Archive for November 3rd, 2008
The Understatement of the Year!
Behind AIG’s Fall, Risk Models Failed to Pass Real-World Test.
You Don’t Say! Our subtitle is the title of today’s Wall Street Journal front-page article about AIG (obviously).
As always we’ll point interested readers to our essay, Uncertainty Management, which emphasizes the broader notion of unmeasurable uncertainty over the narrower notion of (measurable) risk, and therefore permits really bad things to happen.
We mean bad things outside the scope of someone’s purely mathematical model, which, as an abstraction of reality, may ignore imaginable and unimaginable bad things. (We’re all for math – when it is thoughtfully and conscientiously applied. In fact, we think such application is one of the things that we do best.)
In that regard, we’ll once again note the subtitle of the above-referenced essay, Or How Trading is Like Playing in a Culvert on a Hot, Sunny, Summer Day. See dear reader, once one considers that one could drown from a flash flood – even on a presumably and locally Sunny day – the allure of such adventure dulls greatly – at least for the reasonable among us.
In other words, your mother may have been a scold, but there was probably a good reason for her to warn you about playing in culverts and drainage ditches (provided that she loved you, of course). She may not have discussed it in probabilistic terms, but that doesn’t mean she can’t recall reading about such drownings, say, forty years ago, or even before you were born.
Moreover, the fact that you didn’t read about any such cases in, say, the past ten years, doesn’t mean they don’t exist, and there, of course, lies the Problem of Induction, and the over-reliance on inferences from relatively short-duration, historical, data sets. (See our beautiful excerpt from St. James’ only Epistle on our Quotes page.)
The problem, dear reader, is that few senior managers (and almost no board members) understand the valuation and risk models used for securitizations, and many of the traders, consultants, and analysts who wield such tools often suffer from, what one may call, “framing” issues; we don’t mean that aspect of home construction despite its recent relevance.
We mean that if one’s only tool is a hammer, then lots of things look like nails. The metaphoric hammer may be an intangible Visual Basic or “C” programming algorithm, but the point remains the same; it’s just harder for senior management to see what one is pounding in their cubicle, office, or trading-floor seat.
To be sure, if anyone within most of the larger firms would have complained of the systematic risk – and how everything could go bad all at once – and the inapplicability of the standard models, which generally don’t permit such events, then that person most certainly would have been told that they don’t know what they’re talking about. Possibly, that they are unsophisticated or too negative.

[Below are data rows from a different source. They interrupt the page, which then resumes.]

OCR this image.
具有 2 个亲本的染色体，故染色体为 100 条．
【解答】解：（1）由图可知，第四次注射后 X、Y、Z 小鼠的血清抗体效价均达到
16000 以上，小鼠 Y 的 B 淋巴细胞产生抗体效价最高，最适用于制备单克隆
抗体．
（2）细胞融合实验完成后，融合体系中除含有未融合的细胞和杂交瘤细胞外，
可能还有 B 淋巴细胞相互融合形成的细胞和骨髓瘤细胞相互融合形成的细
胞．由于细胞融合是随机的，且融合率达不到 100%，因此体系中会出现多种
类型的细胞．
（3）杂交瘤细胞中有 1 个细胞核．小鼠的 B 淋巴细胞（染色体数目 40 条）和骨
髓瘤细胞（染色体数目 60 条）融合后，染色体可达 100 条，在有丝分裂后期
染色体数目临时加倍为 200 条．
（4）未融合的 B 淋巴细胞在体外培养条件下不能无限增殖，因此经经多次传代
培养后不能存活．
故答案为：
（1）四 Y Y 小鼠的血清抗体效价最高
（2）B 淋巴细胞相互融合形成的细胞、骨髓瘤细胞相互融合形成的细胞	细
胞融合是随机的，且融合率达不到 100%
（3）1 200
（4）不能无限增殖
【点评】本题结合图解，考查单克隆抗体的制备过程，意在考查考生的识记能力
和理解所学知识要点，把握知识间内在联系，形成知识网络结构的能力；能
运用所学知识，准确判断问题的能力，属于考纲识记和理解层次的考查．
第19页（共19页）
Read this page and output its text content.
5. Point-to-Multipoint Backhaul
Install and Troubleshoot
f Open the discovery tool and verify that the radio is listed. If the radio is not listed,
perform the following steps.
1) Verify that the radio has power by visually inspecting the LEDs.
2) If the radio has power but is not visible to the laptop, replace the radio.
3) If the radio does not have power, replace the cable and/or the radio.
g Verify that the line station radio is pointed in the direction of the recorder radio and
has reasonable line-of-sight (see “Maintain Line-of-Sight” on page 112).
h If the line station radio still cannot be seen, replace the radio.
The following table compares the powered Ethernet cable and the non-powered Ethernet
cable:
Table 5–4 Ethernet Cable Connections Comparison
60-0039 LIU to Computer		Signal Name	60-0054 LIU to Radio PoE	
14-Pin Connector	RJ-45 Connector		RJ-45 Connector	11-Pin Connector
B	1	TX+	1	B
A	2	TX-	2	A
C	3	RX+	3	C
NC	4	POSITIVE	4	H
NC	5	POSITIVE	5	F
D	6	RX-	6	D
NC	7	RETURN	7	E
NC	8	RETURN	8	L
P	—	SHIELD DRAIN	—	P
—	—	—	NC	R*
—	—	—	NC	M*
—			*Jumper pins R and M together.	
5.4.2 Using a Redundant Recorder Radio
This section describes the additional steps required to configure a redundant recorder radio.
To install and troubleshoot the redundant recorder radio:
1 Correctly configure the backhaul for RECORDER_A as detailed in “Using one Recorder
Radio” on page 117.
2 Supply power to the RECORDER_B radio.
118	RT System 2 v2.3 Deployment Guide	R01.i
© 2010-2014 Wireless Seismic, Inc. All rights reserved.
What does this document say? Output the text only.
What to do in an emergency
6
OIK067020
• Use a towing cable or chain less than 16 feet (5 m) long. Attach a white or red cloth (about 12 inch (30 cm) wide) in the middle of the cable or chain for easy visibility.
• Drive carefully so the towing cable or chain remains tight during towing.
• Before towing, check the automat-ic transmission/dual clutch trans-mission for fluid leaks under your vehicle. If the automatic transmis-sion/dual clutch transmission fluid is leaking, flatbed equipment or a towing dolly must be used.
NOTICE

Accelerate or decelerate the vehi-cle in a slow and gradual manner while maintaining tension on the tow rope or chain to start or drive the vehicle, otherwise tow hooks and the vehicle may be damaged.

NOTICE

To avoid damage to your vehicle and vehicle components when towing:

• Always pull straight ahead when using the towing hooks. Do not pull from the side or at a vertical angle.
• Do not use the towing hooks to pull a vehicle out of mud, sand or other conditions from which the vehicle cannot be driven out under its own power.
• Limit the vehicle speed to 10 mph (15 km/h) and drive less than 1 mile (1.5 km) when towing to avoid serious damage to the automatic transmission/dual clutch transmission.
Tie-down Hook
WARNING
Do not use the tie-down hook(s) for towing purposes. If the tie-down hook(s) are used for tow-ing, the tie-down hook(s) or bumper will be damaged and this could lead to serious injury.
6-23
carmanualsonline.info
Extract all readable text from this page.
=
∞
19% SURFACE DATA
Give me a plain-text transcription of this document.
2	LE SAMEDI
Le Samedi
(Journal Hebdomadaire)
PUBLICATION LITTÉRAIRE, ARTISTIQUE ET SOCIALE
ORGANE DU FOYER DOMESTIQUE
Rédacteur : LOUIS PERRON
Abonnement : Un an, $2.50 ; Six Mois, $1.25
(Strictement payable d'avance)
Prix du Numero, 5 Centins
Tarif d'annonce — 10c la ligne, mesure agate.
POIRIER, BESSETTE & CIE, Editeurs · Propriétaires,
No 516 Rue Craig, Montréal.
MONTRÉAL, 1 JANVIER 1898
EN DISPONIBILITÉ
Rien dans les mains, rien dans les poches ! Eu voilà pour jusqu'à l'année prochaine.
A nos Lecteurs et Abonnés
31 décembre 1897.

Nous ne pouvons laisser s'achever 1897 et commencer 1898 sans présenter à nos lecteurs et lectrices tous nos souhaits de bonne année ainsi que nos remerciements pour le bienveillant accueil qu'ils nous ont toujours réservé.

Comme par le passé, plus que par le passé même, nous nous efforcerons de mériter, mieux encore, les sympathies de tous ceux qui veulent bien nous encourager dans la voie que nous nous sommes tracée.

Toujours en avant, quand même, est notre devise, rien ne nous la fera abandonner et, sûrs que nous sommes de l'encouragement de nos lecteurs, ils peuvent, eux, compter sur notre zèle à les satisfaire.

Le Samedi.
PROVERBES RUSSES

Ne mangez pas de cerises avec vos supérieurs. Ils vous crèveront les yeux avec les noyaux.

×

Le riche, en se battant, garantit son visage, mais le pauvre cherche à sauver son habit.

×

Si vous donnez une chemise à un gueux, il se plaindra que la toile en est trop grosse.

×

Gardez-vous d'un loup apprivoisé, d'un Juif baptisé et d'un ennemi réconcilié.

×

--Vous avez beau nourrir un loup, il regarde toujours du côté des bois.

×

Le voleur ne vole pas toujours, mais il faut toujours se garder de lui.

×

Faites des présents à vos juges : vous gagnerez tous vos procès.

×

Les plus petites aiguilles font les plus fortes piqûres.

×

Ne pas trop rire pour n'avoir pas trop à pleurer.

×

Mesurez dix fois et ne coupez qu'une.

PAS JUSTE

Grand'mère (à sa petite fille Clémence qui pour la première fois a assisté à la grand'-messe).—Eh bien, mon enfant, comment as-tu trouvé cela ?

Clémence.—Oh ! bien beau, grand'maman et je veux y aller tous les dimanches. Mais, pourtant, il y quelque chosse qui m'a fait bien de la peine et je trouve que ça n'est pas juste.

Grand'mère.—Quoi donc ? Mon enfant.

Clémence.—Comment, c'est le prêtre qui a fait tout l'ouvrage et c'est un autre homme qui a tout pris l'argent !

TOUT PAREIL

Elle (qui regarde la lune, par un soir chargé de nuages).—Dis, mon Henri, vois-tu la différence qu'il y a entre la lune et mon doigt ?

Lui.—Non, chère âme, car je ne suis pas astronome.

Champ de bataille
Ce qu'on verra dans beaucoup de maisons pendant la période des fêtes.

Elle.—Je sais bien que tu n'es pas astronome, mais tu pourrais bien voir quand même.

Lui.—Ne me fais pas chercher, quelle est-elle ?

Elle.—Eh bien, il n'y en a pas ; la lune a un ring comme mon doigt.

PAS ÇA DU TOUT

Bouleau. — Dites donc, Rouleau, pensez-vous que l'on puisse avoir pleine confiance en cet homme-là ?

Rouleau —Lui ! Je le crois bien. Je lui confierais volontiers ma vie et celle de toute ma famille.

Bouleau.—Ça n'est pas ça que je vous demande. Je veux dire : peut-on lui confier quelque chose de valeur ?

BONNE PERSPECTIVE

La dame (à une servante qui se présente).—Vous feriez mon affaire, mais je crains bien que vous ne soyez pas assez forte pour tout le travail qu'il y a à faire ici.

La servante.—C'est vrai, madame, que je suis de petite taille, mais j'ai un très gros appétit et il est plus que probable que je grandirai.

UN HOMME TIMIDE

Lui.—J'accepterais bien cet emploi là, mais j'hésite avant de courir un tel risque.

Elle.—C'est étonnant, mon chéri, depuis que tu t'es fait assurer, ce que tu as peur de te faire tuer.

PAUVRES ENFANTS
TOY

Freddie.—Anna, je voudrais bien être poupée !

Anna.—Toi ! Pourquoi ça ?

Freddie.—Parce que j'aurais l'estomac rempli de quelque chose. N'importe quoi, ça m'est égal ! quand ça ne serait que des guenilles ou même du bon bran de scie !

Perhaps we just don’t pay enough attention to what happens in all of the large firms, but if the reader disagrees with our preceding paragraph, please note that there have been few recent success stories within major firms like the gains enjoyed by Nassim Nicholas Taleb, John Paulson, or Andrew Lahde–all independent fund managers. (If the new reader has read this far, then it is highly likely that they’ll like the link under Andrew Lahde’s name and his condemnation of many things in one fell swoop.) We know that our examples form a very small data set, but mostly what we’ve heard is how the more successful large firms haven’t lost as much as their brethren. We don’t recall any of them actually do well this year.
Also, we’ll probably have more to say about our boy, Taleb. We very much like his trading style, as it reminds us of the value of the Second Amendment and laws that permit concealed carry. See, dear reader, carrying a pistol is very much like buying deep-out-of-the-money puts. There’s a small, ongoing cost and a minor irritation, but when certain bad things happen, there is an option to exercise to protect ones self, and that value cannot be underestimated.
We haven’t said anything about CDS – the source of AIG’s problems – in this post but plan to do so shortly.